Wow, I would have not guessed it went back that long ago, and was that old.  Makes it even cooler!


----------



## bentwoody66 (Dec 15, 2020)

I dont think it is back that far. It has a patent date on it but I know that isnt the exact year.



Sent from my SM-G950U using Tapatalk


----------



## Rambler (Dec 15, 2020)

bentwoody66 said:


> I dont think it is back that far. It has a patent date on it but I know that isnt the exact year.

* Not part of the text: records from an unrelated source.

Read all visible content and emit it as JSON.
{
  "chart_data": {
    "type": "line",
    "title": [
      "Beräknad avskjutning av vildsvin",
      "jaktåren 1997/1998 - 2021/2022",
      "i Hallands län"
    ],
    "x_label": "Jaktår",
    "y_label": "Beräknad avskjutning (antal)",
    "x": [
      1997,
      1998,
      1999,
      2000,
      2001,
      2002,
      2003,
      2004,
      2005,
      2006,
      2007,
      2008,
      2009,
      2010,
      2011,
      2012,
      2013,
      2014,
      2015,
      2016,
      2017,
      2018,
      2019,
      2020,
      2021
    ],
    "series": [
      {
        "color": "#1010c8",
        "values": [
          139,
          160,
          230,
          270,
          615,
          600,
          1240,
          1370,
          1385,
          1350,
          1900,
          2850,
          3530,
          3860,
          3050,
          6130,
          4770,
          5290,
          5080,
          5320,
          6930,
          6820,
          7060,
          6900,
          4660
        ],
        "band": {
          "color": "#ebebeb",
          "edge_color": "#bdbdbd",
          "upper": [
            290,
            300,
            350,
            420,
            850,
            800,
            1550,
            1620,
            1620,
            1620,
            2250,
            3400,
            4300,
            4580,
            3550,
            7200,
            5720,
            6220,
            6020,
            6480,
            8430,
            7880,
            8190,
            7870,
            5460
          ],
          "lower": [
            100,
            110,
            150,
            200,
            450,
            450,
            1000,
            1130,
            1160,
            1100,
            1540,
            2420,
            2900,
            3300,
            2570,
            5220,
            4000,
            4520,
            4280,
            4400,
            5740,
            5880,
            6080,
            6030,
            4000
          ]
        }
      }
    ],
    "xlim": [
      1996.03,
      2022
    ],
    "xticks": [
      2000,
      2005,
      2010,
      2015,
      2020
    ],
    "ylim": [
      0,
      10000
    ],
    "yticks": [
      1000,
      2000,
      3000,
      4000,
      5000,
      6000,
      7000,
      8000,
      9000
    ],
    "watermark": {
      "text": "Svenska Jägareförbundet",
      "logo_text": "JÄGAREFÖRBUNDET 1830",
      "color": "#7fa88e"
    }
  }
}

I believe @The Carolina Rambler was pretty close with the estimate of 1930. This Colson advertisement is from the 1928-1932 time period and appears to closely resemble your tricycle on the left.


----------



## cr250mark (Dec 15, 2020)

bentwoody66 said:


> I dont think it is back that far. It has a patent date on it but I know that isnt the exact year.View attachment 1320315
> 
> Sent from my SM-G950U using Tapatalk




id be curious to get more info on that 1915 pat. Date
I’ve seen that 1915 pat date stamped on a lot
Of the strap framed tricycles I’ve come across
Typically located on rear frame crossbrace
Mark


----------



## Hardrider (Apr 8, 2021)

Rambler said:


> I believe @The Carolina Rambler was pretty close with the estimate of 1930. This Colson advertisement is from the 1928-1932 time period and appears to closely resemble your tricycle on the left.
> 
> View attachment 1320347



Rambler, 
You have made suggestions for finding hard rubber for the our bikes.  I need to find the red rubber sold by the folks in Indiana, which no longer can supply the rubber.  I am writing to you to see if you have any that red rubber 7/8" od with 1/8" or so hole in the middle.  Also 1/2" od rubber.  Please advise me if you have any available for sale. 
cherryblossom2216gem@gmail.com


----------



## Rambler (Apr 8, 2021)

Hardrider said:


> Rambler,
> You have made suggestions for finding hard rubber for the our bikes.  I need to find the red rubber sold by the folks in Indiana, which no longer can supply the rubber.  I am writing to you to see if you have any that red rubber 7/8" od with 1/8" or so hole in the middle.  Also 1/2" od rubber.  Please advise me if you have any available for sale.
> cherryblossom2216gem@gmail.com



@Hardrider , I was unaware that the people in Indiana were no longer supplying rubber tiring. In that case I suggest that you contact Greg Barron at http://highwheel.com/ I know that he does have red rubber available for the bikes that he builds and does sell red rubber tiring, I just don't know what diameters he might have available. If I hear of any other sources for red rubber tiring I will pass it along.


----------